Charcoal-SE / SmokeDetector

Headless chatbot that detects spam and posts links to it in chatrooms for quick deletion.
https://metasmoke.erwaysoftware.com
Apache License 2.0
467 stars 181 forks source link

findspam.py: refactor and unify link extraction (and perhaps overall post handling) #2500

Open tripleee opened 5 years ago

tripleee commented 5 years ago

There are multiple overlapping and sometimes conflicting attempts to enumerate all the links in a post in findspam.py. See below for a sampling.

We should unify these, and ideally reduce the number of times we iterate over the message text looking for more or less the same information.

An object-oriented approach to the entire problem would seem like a natural but somewhat involved solution. Instead of scanning the raw text of the post over and over, use the _Post object we already have to store the links once, and then just use the object's methods to retrieve the links you want.

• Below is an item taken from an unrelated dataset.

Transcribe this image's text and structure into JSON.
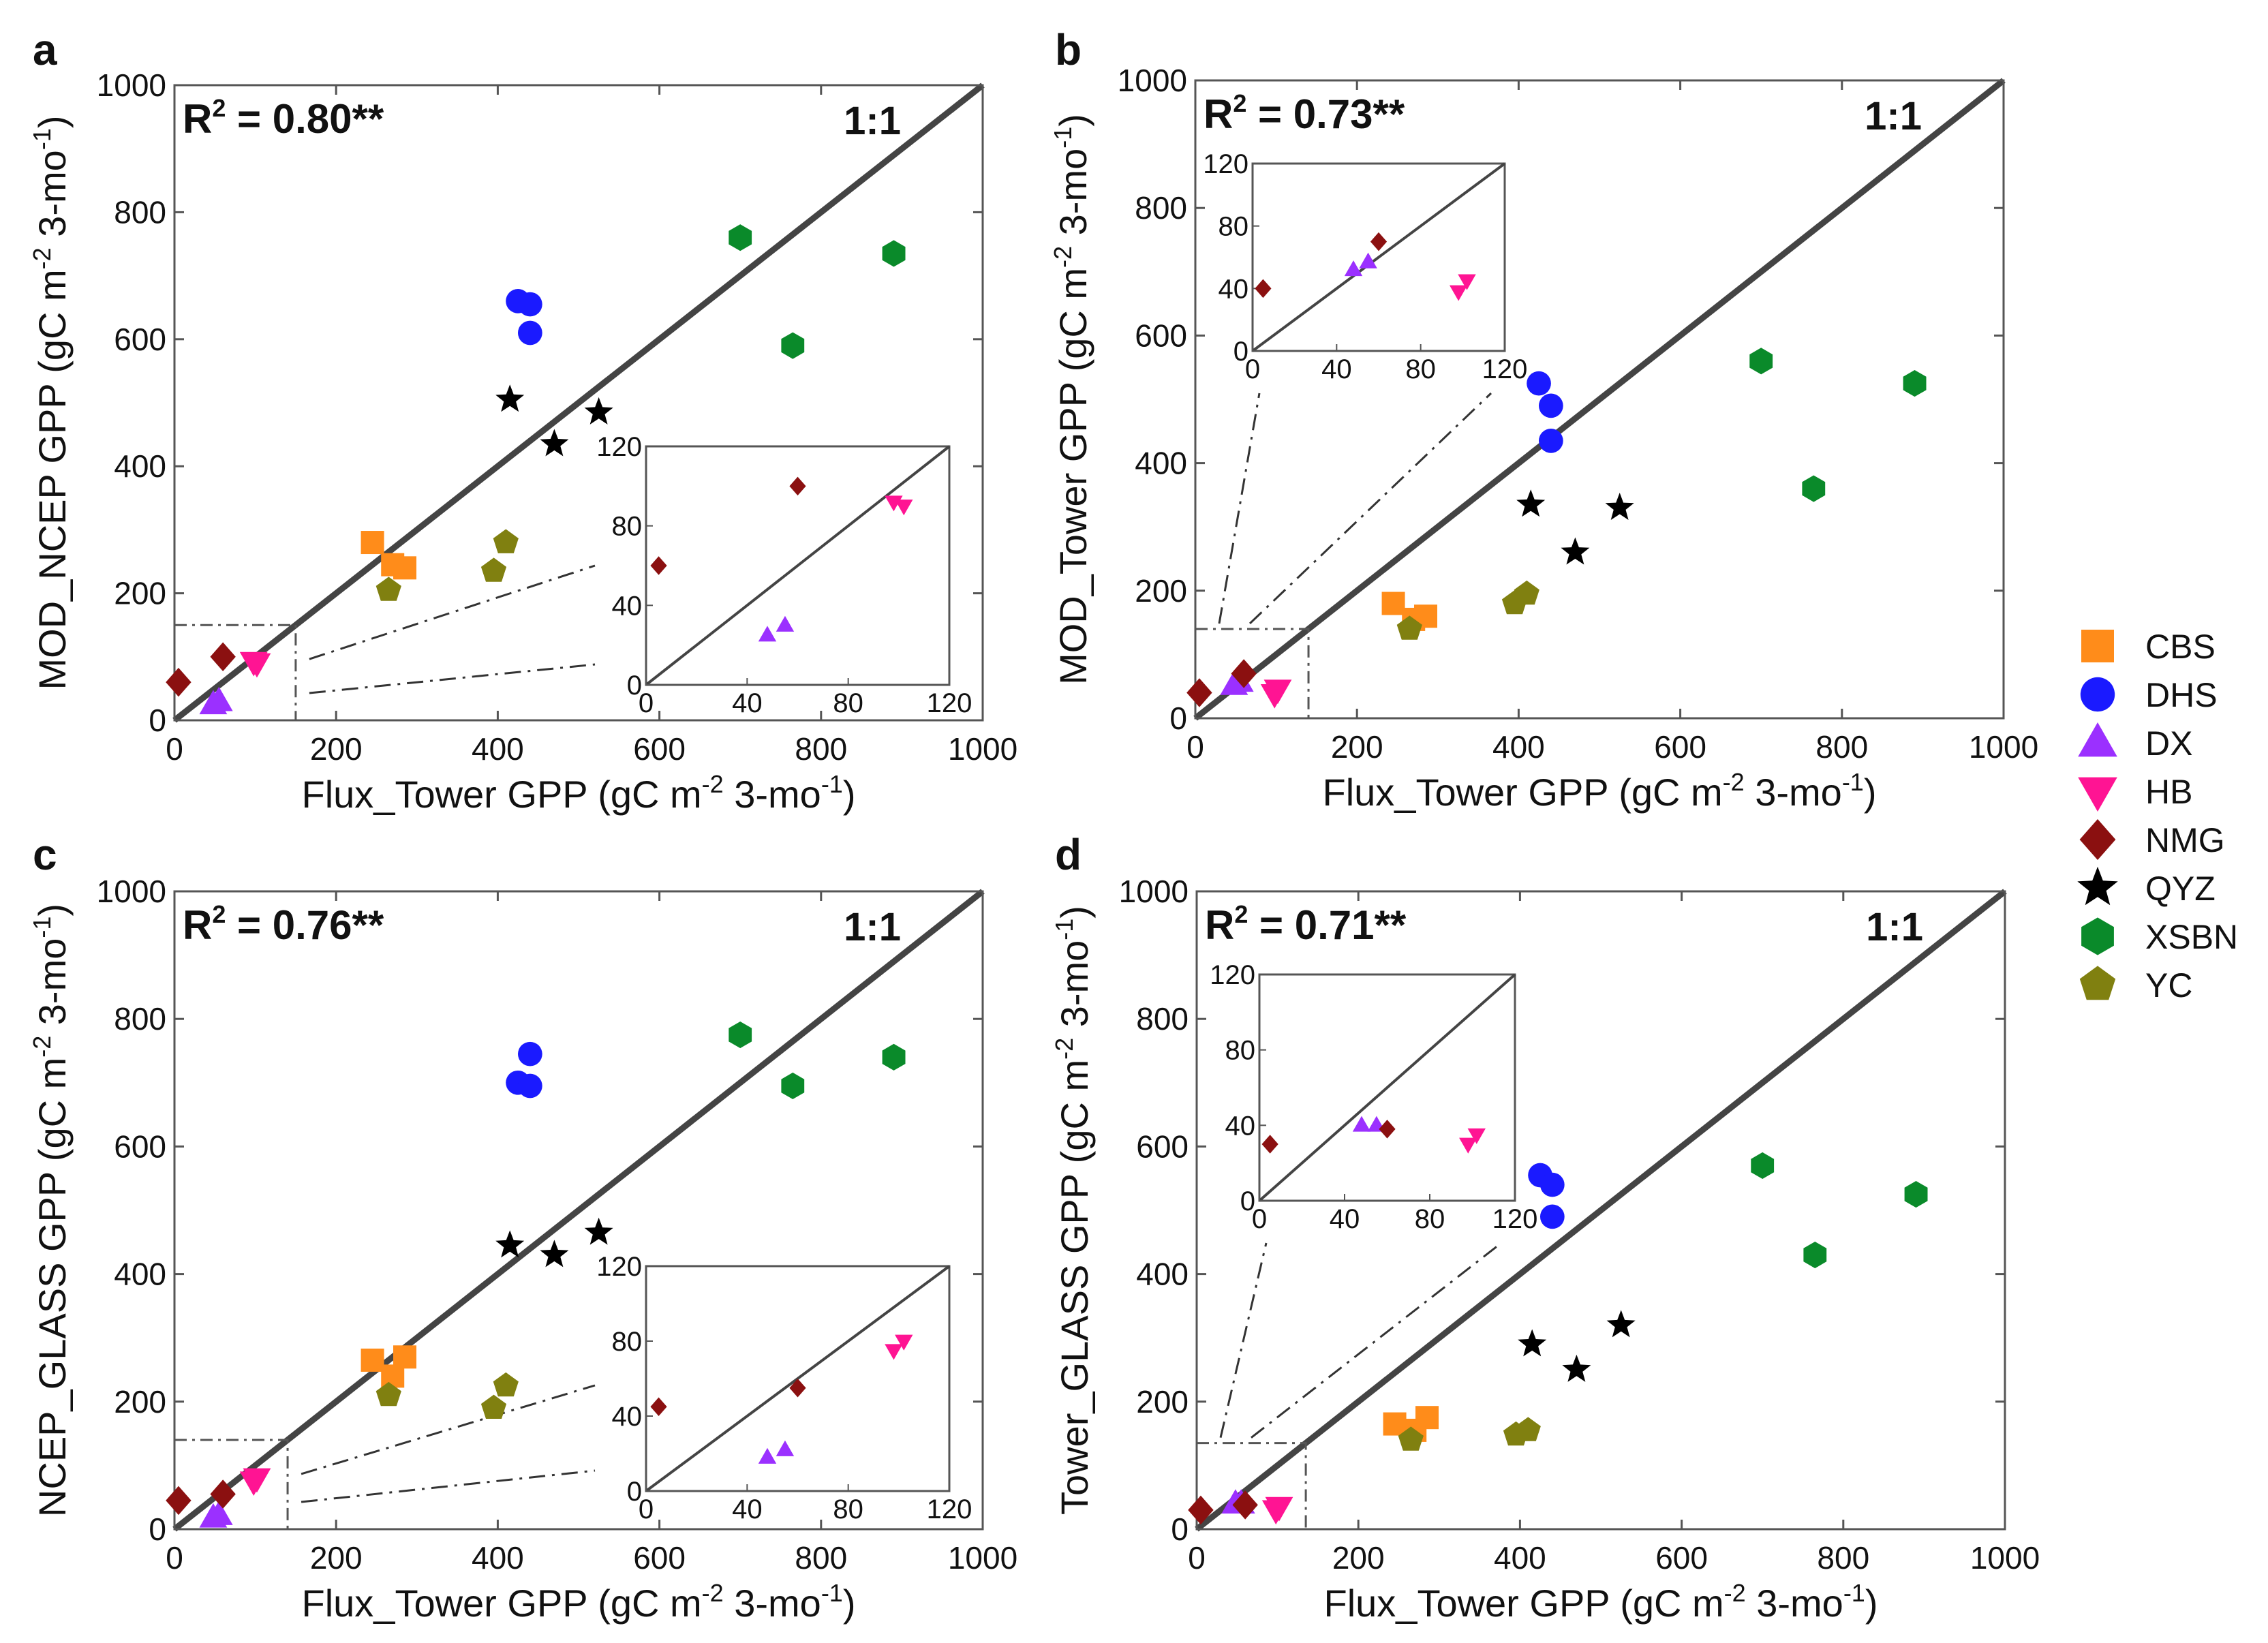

This should also make it easier to keep information about a post's features between different methods in findspam.py which look for distinct but related features in a post.

Just to give you an idea of the scope of the problem, here are a few of the methods which attempt to analyze links.

stale[bot] commented 4 years ago

This issue has been closed because it has had no recent activity. If this is still important, please add another comment and find someone with write permissions to reopen the issue. Thank you for your contributions.